# Lokales Netzwerk: Hilfe zu Grundbegriffen



## exitboy (30. Oktober 2006)

Hallo,

ich lese gerade das Buch "Lokale Netzwerke" Dort werden im 2. Kapitel die Grundbegriffe für die Server eingeführt: u.a. Fileserver, Terminalserver, Anwendungsserver.

Meine Fragen:

In einem Sternförmigen Netzwerk wird illustriert, dass der Fileserver im Zentrum steht.

Ist dieser als Auffangstation zu verstehen, dass hier alle DatenPakete als Dateien kurz als temporäre Dateien zwischengespeichert werden? Warum wird dieser den benötigt. Würde nicht ein Hub oder so ausreichen um ein solches sternförmiges Netzwerk aufzubauen?

Welcher Server genau verteilt ein Betriebsystem? Der Fileserver als "Lieferant" oder der Terminalserver. Ich persönlich kenne Citrix, welches hier als Beispiel dargestellt wird. Arbeite auch damit, doch stellt dieser Terminalserver auch das Betriebssystem? Bei mir nicht. Wo kommt es dann her.

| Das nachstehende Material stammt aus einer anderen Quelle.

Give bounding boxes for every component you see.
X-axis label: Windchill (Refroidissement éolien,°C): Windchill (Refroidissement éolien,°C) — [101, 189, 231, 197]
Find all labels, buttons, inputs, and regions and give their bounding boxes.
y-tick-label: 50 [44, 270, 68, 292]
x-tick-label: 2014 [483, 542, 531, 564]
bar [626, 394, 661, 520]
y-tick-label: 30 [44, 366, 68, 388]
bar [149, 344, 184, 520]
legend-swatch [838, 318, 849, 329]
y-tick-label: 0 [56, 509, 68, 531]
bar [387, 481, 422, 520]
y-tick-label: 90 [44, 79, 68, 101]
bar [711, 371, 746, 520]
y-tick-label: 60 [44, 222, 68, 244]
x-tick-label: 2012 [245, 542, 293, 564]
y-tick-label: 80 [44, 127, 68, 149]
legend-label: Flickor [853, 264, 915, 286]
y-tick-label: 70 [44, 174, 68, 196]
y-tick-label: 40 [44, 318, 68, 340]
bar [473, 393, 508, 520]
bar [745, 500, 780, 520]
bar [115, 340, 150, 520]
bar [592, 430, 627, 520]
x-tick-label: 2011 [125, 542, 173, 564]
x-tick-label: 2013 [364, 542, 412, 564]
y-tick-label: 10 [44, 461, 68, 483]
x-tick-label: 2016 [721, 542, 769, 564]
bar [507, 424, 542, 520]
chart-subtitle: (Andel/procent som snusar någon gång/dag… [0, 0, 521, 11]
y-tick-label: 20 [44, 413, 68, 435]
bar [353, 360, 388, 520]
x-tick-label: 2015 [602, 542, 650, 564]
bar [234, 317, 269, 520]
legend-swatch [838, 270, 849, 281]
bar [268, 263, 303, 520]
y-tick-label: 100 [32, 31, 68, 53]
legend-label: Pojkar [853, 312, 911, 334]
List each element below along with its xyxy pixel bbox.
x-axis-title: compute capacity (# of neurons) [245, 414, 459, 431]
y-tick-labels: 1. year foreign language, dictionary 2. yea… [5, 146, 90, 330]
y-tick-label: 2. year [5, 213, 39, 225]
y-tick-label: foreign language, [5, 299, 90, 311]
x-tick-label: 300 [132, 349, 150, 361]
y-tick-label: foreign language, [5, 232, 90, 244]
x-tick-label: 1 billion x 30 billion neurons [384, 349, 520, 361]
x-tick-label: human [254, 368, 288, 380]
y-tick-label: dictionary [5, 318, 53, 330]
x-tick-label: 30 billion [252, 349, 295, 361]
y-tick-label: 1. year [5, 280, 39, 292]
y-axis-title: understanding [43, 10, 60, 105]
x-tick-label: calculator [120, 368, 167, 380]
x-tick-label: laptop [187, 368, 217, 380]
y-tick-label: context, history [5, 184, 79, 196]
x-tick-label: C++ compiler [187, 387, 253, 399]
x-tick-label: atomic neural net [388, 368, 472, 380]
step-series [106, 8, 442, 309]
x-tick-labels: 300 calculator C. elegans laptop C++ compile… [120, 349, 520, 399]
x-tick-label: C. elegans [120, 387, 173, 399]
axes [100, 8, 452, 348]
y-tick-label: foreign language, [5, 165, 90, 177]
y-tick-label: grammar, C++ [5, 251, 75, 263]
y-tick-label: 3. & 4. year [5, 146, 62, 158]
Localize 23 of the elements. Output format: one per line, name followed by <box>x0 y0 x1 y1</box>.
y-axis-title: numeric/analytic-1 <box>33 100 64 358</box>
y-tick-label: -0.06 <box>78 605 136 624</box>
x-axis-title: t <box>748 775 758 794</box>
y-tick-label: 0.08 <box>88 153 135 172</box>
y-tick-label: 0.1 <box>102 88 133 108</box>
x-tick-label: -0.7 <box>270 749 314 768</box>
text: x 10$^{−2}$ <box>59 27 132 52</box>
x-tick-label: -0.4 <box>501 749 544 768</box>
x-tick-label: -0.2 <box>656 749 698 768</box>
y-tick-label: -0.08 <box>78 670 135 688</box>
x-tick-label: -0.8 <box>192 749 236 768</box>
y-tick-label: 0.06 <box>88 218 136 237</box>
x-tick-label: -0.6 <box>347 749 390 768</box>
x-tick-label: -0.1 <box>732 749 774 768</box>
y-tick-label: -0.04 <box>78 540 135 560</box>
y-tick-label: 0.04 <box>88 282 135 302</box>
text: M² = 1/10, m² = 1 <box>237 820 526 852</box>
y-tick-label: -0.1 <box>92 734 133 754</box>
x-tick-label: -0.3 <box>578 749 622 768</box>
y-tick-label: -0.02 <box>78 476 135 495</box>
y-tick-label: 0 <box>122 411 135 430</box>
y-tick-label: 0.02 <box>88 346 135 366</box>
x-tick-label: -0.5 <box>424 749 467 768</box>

Ich habe Probleme die Definitionen auseinanderzuhalten. Irgendwie gehen alle drei Begriffe sehr ineinander über.


----------



## gorim (31. Oktober 2006)

Ich verstehe unter einem Fileserver einen Platz, wo ich alle meine Daten ablegen kann/muß. Als zentraler Ort, damit andere Mitarbeiter eben auch auf diese Daten zugreifen können und nicht überall verstreut auf den einzelnen Rechnern der Mitarbeiter liegen. Außderdem vereinfacht es das Backup.

Das Schaubild ist wohl eher logisch zu betrachten und stellt nicht die Netzwerktopologie dar.

Zum Teminalserver kann ich nur aus Windowssicht etwas sagen. Hier loggt man sich direkt auf dem Server ein und hat dort seine Arbeitsumgebung. Man sitzt zwar an seinem eigenen Rechner, benutzt aber Programme, die auf dem Server installiert sind. Es werden also nur die Ein/Ausgabe umgeleitet. Das geht sogar soweit, daß es zwei unterschiedliche Betriebssystem sein können.

Was genau ein Anwendungsserver sein soll kann ich dir nicht sagen. Schau doch mal bei der wikipedia vorbei.

bis dann
gorim


----------



## Dennis Wronka (31. Oktober 2006)

exitboy hat gesagt.:


> In einem Sternförmigen Netzwerk wird illustriert, dass der Fileserver im Zentrum steht.
> 
> Ist dieser als Auffangstation zu verstehen, dass hier alle DatenPakete als Dateien kurz als temporäre Dateien zwischengespeichert werden? Warum wird dieser den benötigt. Würde nicht ein Hub oder so ausreichen um ein solches sternförmiges Netzwerk aufzubauen?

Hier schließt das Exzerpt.